February 20, 2003, 12:00 AM

Don’t be fooled by fast results in measuring marketing effectiveness

Because the web makes instant results available, many retailers rely on those results to measure the effectiveness of marketing campaigns. But the real measure is the lifetime value of the customer, Wilsons told the eTail conference this week.

Because the web makes instant results available, many retailers rely on those results to measure the effectiveness of their marketing campaigns. But that’s a big mistake because the real measure of effectiveness is in the lifetime value of the customer, Rose Hamilton, electronic commerce manager of Wilsons the Leather Experts Inc. told the eTail conference this week. “Looking at a campaign over the lifetime of the shopping experience is key,” she said. “You can’t focus on just the first session it generates. People typically do not buy on their first visit to a web site. You have to understand that many visits are required before someone buys.”

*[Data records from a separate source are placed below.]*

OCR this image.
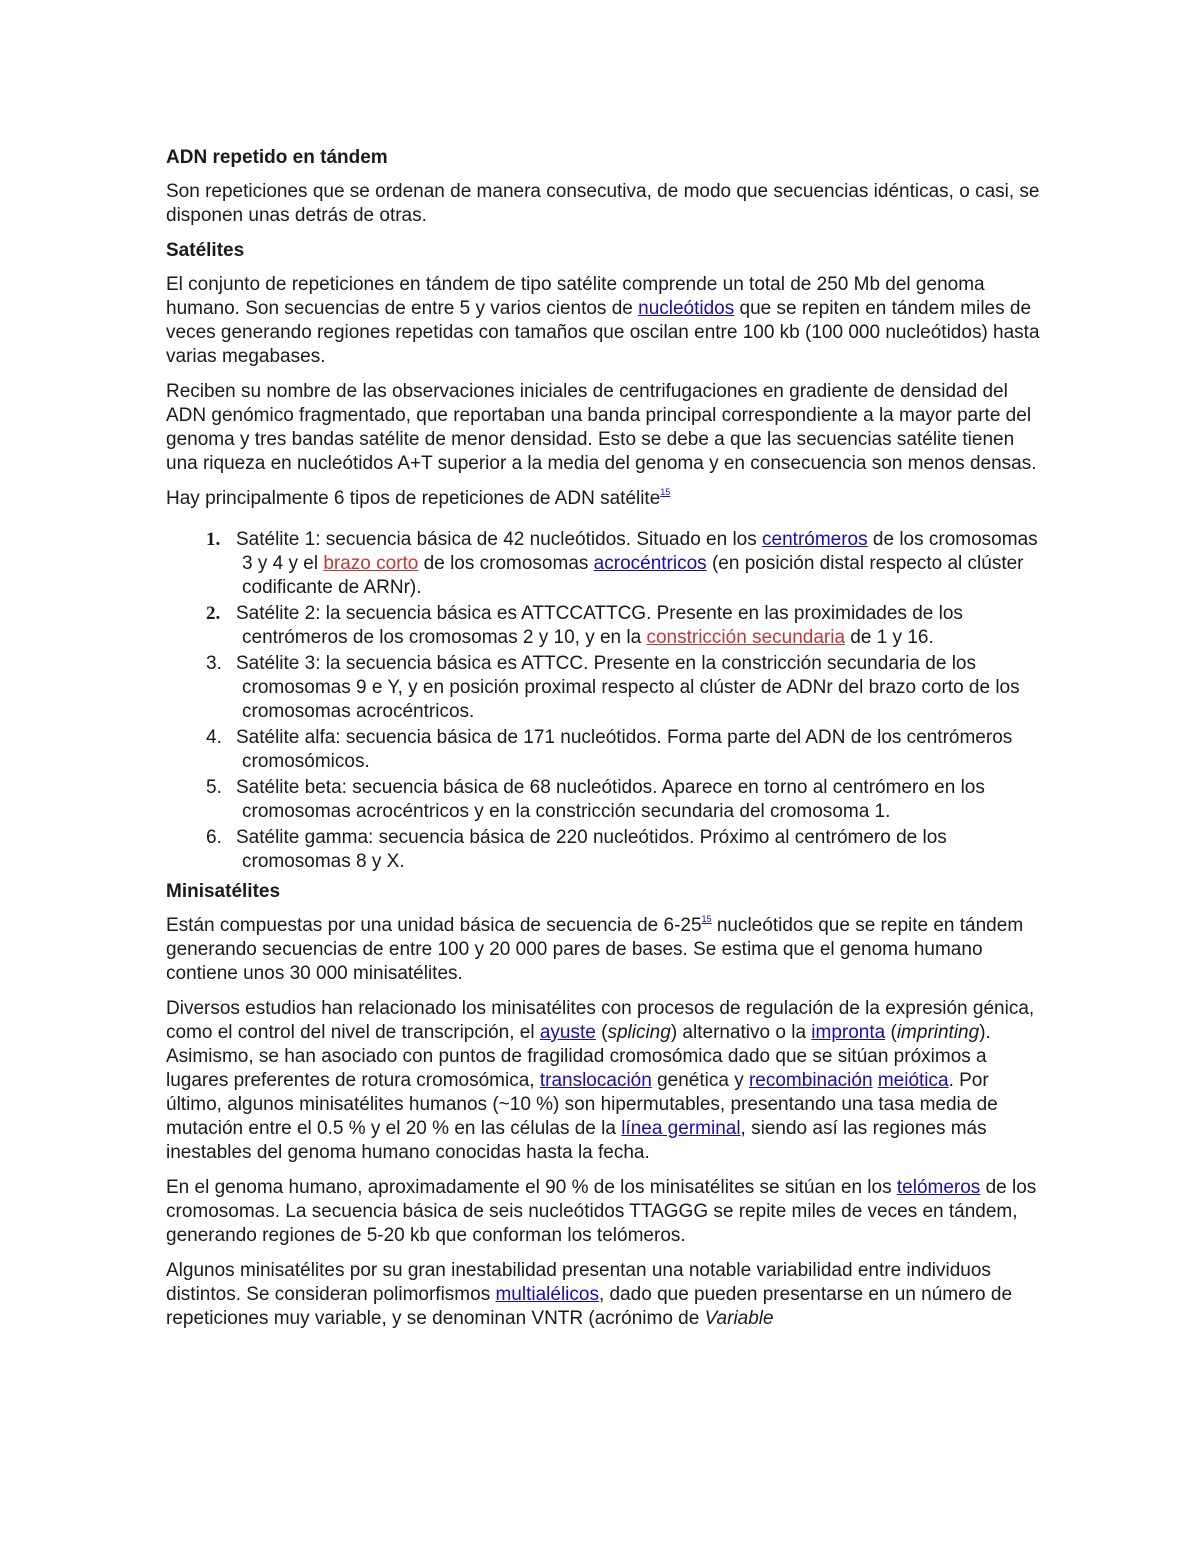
ADN repetido en tándem

Son repeticiones que se ordenan de manera consecutiva, de modo que secuencias idénticas, o casi, se disponen unas detrás de otras.

Satélites

El conjunto de repeticiones en tándem de tipo satélite comprende un total de 250 Mb del genoma humano. Son secuencias de entre 5 y varios cientos de nucleótidos que se repiten en tándem miles de veces generando regiones repetidas con tamaños que oscilan entre 100 kb (100 000 nucleótidos) hasta varias megabases.

Reciben su nombre de las observaciones iniciales de centrifugaciones en gradiente de densidad del ADN genómico fragmentado, que reportaban una banda principal correspondiente a la mayor parte del genoma y tres bandas satélite de menor densidad. Esto se debe a que las secuencias satélite tienen una riqueza en nucleótidos A+T superior a la media del genoma y en consecuencia son menos densas.

Hay principalmente 6 tipos de repeticiones de ADN satélite$^{15}$

1. Satélite 1: secuencia básica de 42 nucleótidos. Situado en los centrómeros de los cromosomas 3 y 4 y el brazo corto de los cromosomas acrocéntricos (en posición distal respecto al clúster codificante de ARNr).
2. Satélite 2: la secuencia básica es ATTCCATTCG. Presente en las proximidades de los centrómeros de los cromosomas 2 y 10, y en la constricción secundaria de 1 y 16.
3. Satélite 3: la secuencia básica es ATTCC. Presente en la constricción secundaria de los cromosomas 9 e Y, y en posición proximal respecto al clúster de ADNr del brazo corto de los cromosomas acrocéntricos.
4. Satélite alfa: secuencia básica de 171 nucleótidos. Forma parte del ADN de los centrómeros cromosómicos.
5. Satélite beta: secuencia básica de 68 nucleótidos. Aparece en torno al centrómero en los cromosomas acrocéntricos y en la constricción secundaria del cromosoma 1.
6. Satélite gamma: secuencia básica de 220 nucleótidos. Próximo al centrómero de los cromosomas 8 y X.
Minisatélites

Están compuestas por una unidad básica de secuencia de $6-25^{15}$ nucleótidos que se repite en tándem generando secuencias de entre 100 y 20 000 pares de bases. Se estima que el genoma humano contiene unos 30 000 minisatélites.

Diversos estudios han relacionado los minisatélites con procesos de regulación de la expresión génica, como el control del nivel de transcripción, el ayuste (splicing) alternativo o la impronta (imprinting). Asimismo, se han asociado con puntos de fragilidad cromosómica dado que se sitúan próximos a lugares preferentes de rotura cromosómica, translocación genética y recombinación meiótica. Por último, algunos minisatélites humanos (~10 %) son hipermutables, presentando una tasa media de mutación entre el 0.5 % y el 20 % en las células de la línea germinal, siendo así las regiones más inestables del genoma humano conocidas hasta la fecha.

En el genoma humano, aproximadamente el 90 % de los minisatélites se sitúan en los telómeros de los cromosomas. La secuencia básica de seis nucleótidos TTAGGG se repite miles de veces en tándem, generando regiones de 5-20 kb que conforman los telómeros.

Algunos minisatélites por su gran inestabilidad presentan una notable variabilidad entre individuos distintos. Se consideran polimorfismos multialélicos, dado que pueden presentarse en un número de repeticiones muy variable, y se denominan VNTR (acrónimo de Variable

She cited the case of a CoolSavings online coupon promotion that Wilsons undertook. Wilsons wanted to test online advertising that integrated advertising on the web site, e-mail marketing and mailed newsletters. “If I had tracked only the first session that those campaigns generated, I would have cancelled the program,” she said. In fact, she added: “I almost did, but when I tracked it for three months, we saw it produced a great ROI. And then when we tracked and analyzed the impact of the sales it brought to the stores, we realized it was a fabulous program.”

Multi-channel marketing is important to the success of marketing programs these days, she said. “Being able to hit people multiple times with multiple marketing vehicles is critical to the success of a program,” she said.